The battle for freedom has been fundamental to the African American community long before the Civil War, and Gardullo thinks of the word reconstruction as defining what he calls the fight for “full freedom.”
…Gardullo and Kinshasha Holman Conwill, the museum’s deputy director, coedited a companion volume, Make Good the Promises: Reclaiming Reconstruction and Its Legacies. The book—with a foreword by the Pulitzer Prize-winning historian Eric Foner, a preface by historian and former museum director Spencer Crew, and essays from leading scholars including Kimberlé Williams Crenshaw—examines the legacies of Reconstruction that continue to affect modern society. It also tells stories of the Black men and women, like Frederick Douglass and Hiram Rhodes Revels, who helped to reshape a nation.
“The shadow of Reconstruction is a long shadow, and if we want to look at the ways in which that shadow is evidence, [look at] the Black freedom struggle, which began with the first time an African tried to be free, the first time someone defined him or herself by their personhood and not by their status as a shadow, and that reaches all the way across enslavement, the Civil War, emancipation, Reconstruction, the civil rights movement and the current period that we’re in,” Conwill says.
“Americans have created so many falsehoods about Reconstruction that it is hard to blame them for not recognizing the truth, i.e., the idea of Black people enjoying American freedom so offended white nationalists they overthrew Reconstruction by waging war on them and it,” Williams writes.
Conwill thinks both liberation and violence are deeply grounded in the bedrock of this nation.
“Violence is one of the ways that the powerful, in this case white supremacists, exercise and execute their will over other people, and so the Ku Klux Klan and the other racist organizations were able to do what they did. That is terrorize Black communities because they threatened Black communities with death and with all manner of horrors, and the destruction of whole communities,” Conwill says. She cites the example of the 2015 massacre at Emmanuel African Methodist Episcopal Church in Charleston, South Carolina, where a white supremacist murdered nine Black worshippers.
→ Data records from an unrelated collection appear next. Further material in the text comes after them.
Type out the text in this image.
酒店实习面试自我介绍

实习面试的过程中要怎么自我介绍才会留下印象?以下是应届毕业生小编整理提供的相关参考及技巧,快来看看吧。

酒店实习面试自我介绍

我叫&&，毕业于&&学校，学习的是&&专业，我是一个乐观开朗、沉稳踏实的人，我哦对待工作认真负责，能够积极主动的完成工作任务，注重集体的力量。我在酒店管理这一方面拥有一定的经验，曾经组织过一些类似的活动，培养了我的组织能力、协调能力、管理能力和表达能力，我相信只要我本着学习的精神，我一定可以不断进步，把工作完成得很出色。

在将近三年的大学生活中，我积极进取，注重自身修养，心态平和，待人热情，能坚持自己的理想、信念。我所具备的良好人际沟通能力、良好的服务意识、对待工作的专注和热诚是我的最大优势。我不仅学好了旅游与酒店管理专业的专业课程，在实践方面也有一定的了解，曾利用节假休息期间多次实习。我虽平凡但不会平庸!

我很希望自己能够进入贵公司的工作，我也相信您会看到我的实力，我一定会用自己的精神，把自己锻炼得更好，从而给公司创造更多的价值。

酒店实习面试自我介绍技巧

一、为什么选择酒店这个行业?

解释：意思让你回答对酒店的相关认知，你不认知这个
…The essay by NMAAHC curator Mary Elliott “Legacies of Place,” centers on a slave cabin from Edisto Island in South Carolina that is now a centerpiece of the museum’s inaugural exhibition, “Slavery and Freedom.”
The tiny 16- by 20-foot cabin, built in the 1850s on what was known as “slave street” on the Point of Pines plantation, illustrates that battle for post-enslavement land.
Conwill notes that before and after the Civil War the cabin housed generations of Black people.
“Now it is a sacred building. It is a building that echoes with the lives of Black people,” she explains.
“The site where it stood is a part of this country where mostly Black and white family members are still trying to wrestle with the multiracial legacy of descendants, of those who were owned and those who owned other human beings. Those conversations are fraught, they are highly imperfect, but they are part of that desire to look at the arc of the moral universe that is bending toward justice.”
“Make Good the Promises: Reconstruction and Its Legacies” is on view through August 21, 2022 at the Smithsonian’s National Museum of African American History and Culture.
Feature Image: A cabin, built in the 1850s on what was known as “slave street” on the Point of Pines plantation in South Carolina.